神の島と、しらすの島
ふと、島に行きたいと思った。島はいろいろあるけれど、素朴な島を訪れたい。地図を見ると、伊勢湾にふと目が止まる。ここにいくつか小さな島がある。伊勢の鳥羽港から、坂手島、菅島、答志島、神島へ船が出ているようだ。その中の神島という名前に惹かれる。泊まるところを探してみると、宿のホームページに三島由紀夫が滞在した島であることが記されている。神島、三島由紀夫。島の詳細を調べる前に、ここに行くことに決めた。
神島は、四島の中で鳥羽港からいちばん遠い。船で30分、というとそうでもないかもしれないが、愛知県・渥美半島先端の伊良湖港からは15分で着く。三重より、愛知に近い。船から神島を眺めると、背景に渥美半島が見える。夏が少し戻ってきたかのように暑い、昼下がり、神島に降りた。
下船した人が散り散りになると、すぐに静か。堤防には、釣り人の姿が見える。宿に荷物をおいて、すぐ島内散策。4kmほどの周遊道で、島内をぐるっと回ることができる。神島は、三島由紀夫の小説「潮騒」の舞台となった。三島由紀夫が滞在して、同小説を執筆した部屋が、今もそのまま残っている。
周遊道を歩く。八代神社、神島灯台、監的哨跡、ニワの浜、古里の浜…と回る。灯台で数人の旅行者グループを見かけた以外、途中に人はいない。静かな島。
島の裏手は、船の通り道。伊良湖水道。伊勢湾に出入りする大型コンテナ船も見えた。浜は島の裏手に少し。

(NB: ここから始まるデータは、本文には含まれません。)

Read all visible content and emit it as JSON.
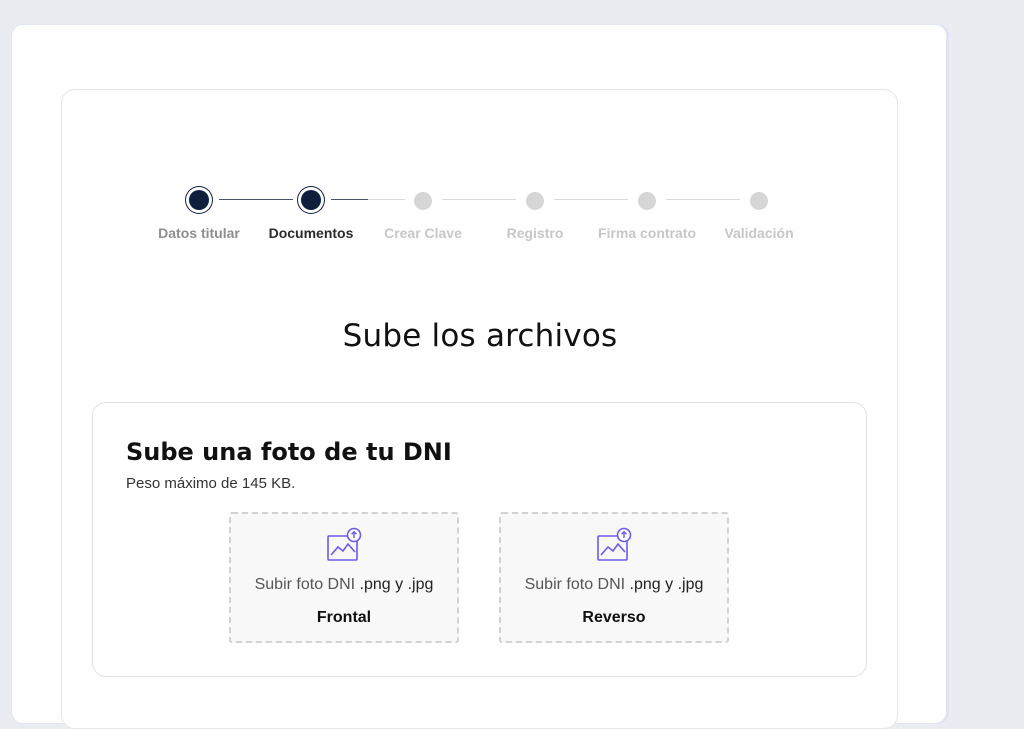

汗だくで4kmの周遊道を歩き終えた。途中出会った猫は一匹。カメラを向けると、飛んで逃げた。昔は、800〜900人もの人が住み、宿も10軒ほどあり、商店もいろいろあったそうだが、今は人口300人ほどで、商店はないそうだ。陽が沈んでいく。神島は夕日が似合う。
宿には、映画「潮騒」のロケ写真が飾られていた。当時の賑わいを想像させる。「なんで神島と言うんですか?」と聞いてみた。「さあ、なんでやろね?」と、島の人は、少し微笑みながら答えた。
翌日は、一度、鳥羽港まで戻ってから答志島に行く。船で15分ほど。答志島は、鳥羽に近い方から、桃取、和具、答志の3つの港がある、長い島。
島の右手に、和具港と答志港があって、2つの港の間は、徒歩30分弱ぐらい。この島は、鰆(さわら)としらすの島(と、看板に書いてあった)。港には、魚を水揚げして、せりをするところがある。島に着いたとき、和具港では、しらすのせりの最中。そして、近くの工場では、しらすを釜揚げしているのか、潮の匂いが漂ってくる。天気もよく、しらすを干しているところも見ることができた。
和具の港では、鰆(さわら)も水揚げされていた。和具港に入ってくる漁船は、釣り竿を何本か抱えている。地元の人の話では、和具港は1本釣りで、答志港は、網で取る鰆が多いのだそう。島の食堂でお寿司で鰆のお寿司をいただく。
食堂では、もう一品、地元名物の「めひび伊勢うどん」をいただいた。めひびとは、めかぶのことで、独特のぬめりがある。つゆは濃い色をしているので辛いのかと思いきや、そうでもない。伊勢うどんの柔らかい食感は、他のうどんにはないもの。
料理もさることながら、この食堂で気になったのは、テーブルに貼られていた新聞。そこには、答志島の「寝屋子制度」の記事が載っていた。この島では、人望の厚い家を「寝屋」に選び、中学を卒業した息子を、そこに預けるのだとか。子どもは自分の家で寝ないのですね。そして、寝屋に泊まった者同士の絆は一生涯、固く結ばれるそうだ。
他にも答志島には独特の風景がある。島を歩いていると、丸に八の字が書かれた家や建物を見かける。これは、島内の八幡神社に由来するお守りだそう。島を歩くと、玄関に「蘇民将来子孫門」と書かれた札が掲げられた家があったり、戦国時代の水軍の将・九鬼嘉隆の首塚や胴塚があったり、独特の風習・文化の濃い島。
港のせりをもう少し見ていたい…と思いつつ、船が迎えに来たので、鳥羽へと戻った。